Di pantai yang jaraknya sekitar dua puluh meter dari resort milik Nirma. Intan asik mencari cangkang siput, mau dibawa pulang dan dijadikan kerajinan tangan.
“Intan jangan jauh-jauh. Ingat pesan ayah besar!” Siron menahan tangan sepupunya yang mau melangkah ke pantai sebelah kanan sangat ramai pengunjung.
"Baik, Kak," kata itu cuma kiasan agar sepupunya merasa tenang. Kala Siron lengah, Intan menyelinap disela-sela lautan manusia mendekati ombak datang ke daratan.
Gadis beranjak remaja itu heran pada dirinya sendiri yang seolah kembali ke tahun sebelumnya. Menyukai tantangan, adanya larangan untuk dilanggar.
Langkah kaki Intan mendekati barisan pohon Cemara yang berdiri kokoh. Dia ingin mencari runjung Cemara yang biasanya berjatuhan di atas pasir putih.
Kaki tidak mengenakan alas itu berlari kecil. Dirinya terpekik senang saat menemukan buah mengerucut kering. "Nanti cangkang kerangnya ku rangkai dengan runjung dan bunga ilalang kering, pasti bertambah cantik."
Kantong plastik berisi cangkang kerang, dan runjung Cemara hampir penuh, dia memperhatikan sekeliling. "Ternyata sangat jauh aku berjalan."
Intan bersiap pergi dari sana, sesuatu menghentikan langkahnya.
"Bagi pengunjung pantai, khususnya anak dibawah umur – diharapkan tidak mendekati air. Dikarenakan gelombang ombak sedang tinggi! Teruntuk para orang tua, tolong dijaga buah hatinya!"

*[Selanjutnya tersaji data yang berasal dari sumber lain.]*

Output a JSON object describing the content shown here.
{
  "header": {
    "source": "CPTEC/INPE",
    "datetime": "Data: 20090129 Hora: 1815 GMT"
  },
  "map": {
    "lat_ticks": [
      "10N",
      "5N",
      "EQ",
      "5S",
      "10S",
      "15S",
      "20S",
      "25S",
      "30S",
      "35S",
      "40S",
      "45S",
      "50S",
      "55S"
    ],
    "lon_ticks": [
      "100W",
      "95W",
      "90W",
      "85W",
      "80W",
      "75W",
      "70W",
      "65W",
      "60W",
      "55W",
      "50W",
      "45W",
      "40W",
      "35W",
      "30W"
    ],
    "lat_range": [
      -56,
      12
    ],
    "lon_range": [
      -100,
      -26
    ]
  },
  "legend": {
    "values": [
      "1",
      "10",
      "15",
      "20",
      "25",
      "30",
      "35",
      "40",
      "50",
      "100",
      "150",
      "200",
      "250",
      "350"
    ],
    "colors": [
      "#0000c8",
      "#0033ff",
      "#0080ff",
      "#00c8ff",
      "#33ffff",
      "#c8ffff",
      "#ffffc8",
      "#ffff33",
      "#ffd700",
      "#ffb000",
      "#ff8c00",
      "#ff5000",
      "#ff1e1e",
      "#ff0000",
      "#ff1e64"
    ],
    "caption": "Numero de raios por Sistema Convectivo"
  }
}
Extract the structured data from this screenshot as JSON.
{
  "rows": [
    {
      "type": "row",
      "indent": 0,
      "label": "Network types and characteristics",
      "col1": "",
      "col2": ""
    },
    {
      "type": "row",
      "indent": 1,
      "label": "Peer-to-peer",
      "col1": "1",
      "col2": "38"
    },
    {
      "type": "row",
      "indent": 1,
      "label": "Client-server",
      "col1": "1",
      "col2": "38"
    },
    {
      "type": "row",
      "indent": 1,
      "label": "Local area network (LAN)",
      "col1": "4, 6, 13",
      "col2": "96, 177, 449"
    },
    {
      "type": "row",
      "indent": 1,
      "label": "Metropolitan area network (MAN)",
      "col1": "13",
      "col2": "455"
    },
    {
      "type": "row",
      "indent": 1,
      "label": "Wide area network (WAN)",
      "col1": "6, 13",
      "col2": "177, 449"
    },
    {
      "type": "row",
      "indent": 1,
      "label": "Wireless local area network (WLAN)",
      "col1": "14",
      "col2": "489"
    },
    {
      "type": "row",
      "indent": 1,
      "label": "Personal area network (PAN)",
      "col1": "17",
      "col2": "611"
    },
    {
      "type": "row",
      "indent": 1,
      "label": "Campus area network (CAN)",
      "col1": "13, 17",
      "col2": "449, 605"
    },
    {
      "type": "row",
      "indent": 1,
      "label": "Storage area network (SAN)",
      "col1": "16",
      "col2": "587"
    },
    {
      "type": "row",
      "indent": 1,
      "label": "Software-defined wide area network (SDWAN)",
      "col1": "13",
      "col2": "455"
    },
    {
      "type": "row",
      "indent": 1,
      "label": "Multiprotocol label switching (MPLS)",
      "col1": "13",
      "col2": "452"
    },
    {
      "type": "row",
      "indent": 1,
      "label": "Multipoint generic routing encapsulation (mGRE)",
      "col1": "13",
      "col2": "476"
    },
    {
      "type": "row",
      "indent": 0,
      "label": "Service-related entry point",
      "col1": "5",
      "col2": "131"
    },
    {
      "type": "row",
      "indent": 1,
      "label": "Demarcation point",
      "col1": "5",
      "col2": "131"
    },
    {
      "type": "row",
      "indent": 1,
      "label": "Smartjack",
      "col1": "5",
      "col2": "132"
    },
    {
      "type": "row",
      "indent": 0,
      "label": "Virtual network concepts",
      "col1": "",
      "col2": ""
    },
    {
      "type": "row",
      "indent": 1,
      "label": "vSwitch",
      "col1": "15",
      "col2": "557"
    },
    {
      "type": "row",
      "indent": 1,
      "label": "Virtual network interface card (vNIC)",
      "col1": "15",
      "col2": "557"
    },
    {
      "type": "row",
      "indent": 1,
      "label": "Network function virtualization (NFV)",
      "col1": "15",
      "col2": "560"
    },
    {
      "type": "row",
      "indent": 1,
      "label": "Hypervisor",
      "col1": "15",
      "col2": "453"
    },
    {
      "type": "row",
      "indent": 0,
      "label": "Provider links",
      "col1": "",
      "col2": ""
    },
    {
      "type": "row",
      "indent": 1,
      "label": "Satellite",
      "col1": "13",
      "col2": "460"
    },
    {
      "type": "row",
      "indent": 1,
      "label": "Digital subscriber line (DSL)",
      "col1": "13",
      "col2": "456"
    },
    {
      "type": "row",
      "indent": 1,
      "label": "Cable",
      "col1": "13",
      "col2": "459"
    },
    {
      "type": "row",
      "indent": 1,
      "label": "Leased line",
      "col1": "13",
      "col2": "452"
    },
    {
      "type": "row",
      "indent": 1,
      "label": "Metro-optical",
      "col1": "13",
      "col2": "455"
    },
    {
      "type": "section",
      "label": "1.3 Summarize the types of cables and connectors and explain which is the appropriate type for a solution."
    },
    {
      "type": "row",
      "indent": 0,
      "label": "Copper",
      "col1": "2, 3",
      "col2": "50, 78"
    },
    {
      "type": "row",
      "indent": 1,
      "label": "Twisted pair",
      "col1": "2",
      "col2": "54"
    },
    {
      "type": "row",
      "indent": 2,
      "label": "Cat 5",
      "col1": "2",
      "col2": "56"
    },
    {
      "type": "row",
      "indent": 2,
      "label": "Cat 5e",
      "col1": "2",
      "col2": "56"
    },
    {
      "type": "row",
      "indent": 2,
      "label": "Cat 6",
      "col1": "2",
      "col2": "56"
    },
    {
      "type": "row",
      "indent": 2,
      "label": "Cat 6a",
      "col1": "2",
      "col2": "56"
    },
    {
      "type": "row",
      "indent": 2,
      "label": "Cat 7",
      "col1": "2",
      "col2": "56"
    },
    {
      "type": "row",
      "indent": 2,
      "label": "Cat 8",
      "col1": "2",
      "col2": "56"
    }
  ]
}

Pemberitahuan petugas keamanan pantai, membuat para orang tua memanggil dan menyusul buah hati mereka yang sedang main air.
Ketiga pemuda dan satu remaja, berlari menangkap anak-anak bos mereka. Zeeshan paling sulit ditangkap, dia bak Belut licin. Menyelinap di antara banyaknya pengunjung.
Rizal berhasil meringkus si jahil, dan memanggulnya di pundak lalu dibawa masuk ke dalam hotel.
"Tolong! Anakku terseret ombak!"
Teriakan seorang wanita menarik perhatian Intan Rasyid, dia memutar badan melihat sosok dewasa berlari mendekati ombak lumayan besar. Jaraknya lumayan jauh dari tempatnya berdiri.
Ada satu yang membuat napas Intan sejenak terhenti, lalu debar jantungnya menggila – netranya memicing menatap pria bertopi, celana panjang digulung sampai lutut dan terlihat basah, dia sedang membopong anak kecil yang tubuhnya lemas.
"Tolong beri ruang! Jangan mendekat! Dia butuh area luas agar tak merasa sesak napas!" dia sedang melakukan pertolongan pertama yakni memompa bagian dada (CPR) bertujuan menjaga aliran darah ke otak dan organ lainnya.
Plastik dalam genggaman Intan terjatuh, dia berlari menuju sumber suara yang sangat dikenali olehnya. Nada tegas tapi tak membuat takut, intonasi begitu dirindukannya. 'Ayah!'
Intan kesulitan melangkah maju, para orang dewasa menghalangi. Mereka penasaran ingin menonton anak kecil yang sedang diberikan pertolongan pertama oleh pria asing.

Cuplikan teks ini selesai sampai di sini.